# Wiring Question



## rrman497 (Aug 8, 2016)

I asked for help a couple of months ago about switching my layout from DC to DCC. I got a lot of good answers and I'm in the process of re-wiring now. I've got a good sized layout so I'm using a 14 gauge bus wire and 20 gauge feeders. I've split my layout into 4 power districts and am using a MRC circuit breaker in each district. My question is: The MRC 5 amp circuit breakers have little tiny wires going in and coming out. Don't these little wires at the control panel defeat the use of the 14 gauge bus wires? I've got 14 gauge wires leading up the the circuit breakers where they drop to the tiny little wires MRC uses through the circuit breaker and then back to the 14 gauge bus wire and out to the layout. I'm not an electronics guru... is this the way it's supposed to be? Thanks for any help you all can provide.


----------



## Mark VerMurlen (Aug 15, 2015)

Generally, smaller wire does have higher resistance than larger wire. But resistance is also dependent on length. So even though you have thin wire going through the breakers, they are only used for short distance.

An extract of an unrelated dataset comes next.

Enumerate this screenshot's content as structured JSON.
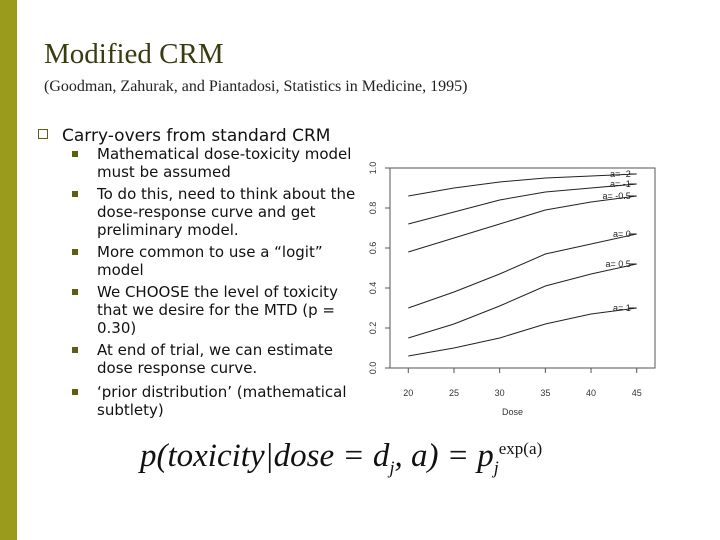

You want the larger wire for running long distance to minimize voltage drop at the far reaches of you railroad.

Mark


----------



## mesenteria (Oct 29, 2015)

Breakers are meant to have the capacity to prevent more serious/costly damage. So, the wires you see are meant to be there, offering more resistance than anything you use on the layout. When those weaker wires go poof, you should drop to one knee in that football player's familiar scene and thank The Big Electrician. :thumbsup:


----------



## CTValleyRR (Jul 26, 2014)

Yep. I think Mark nailed it. Just minimize the length of the smaller gauge wires and you should be fine.


----------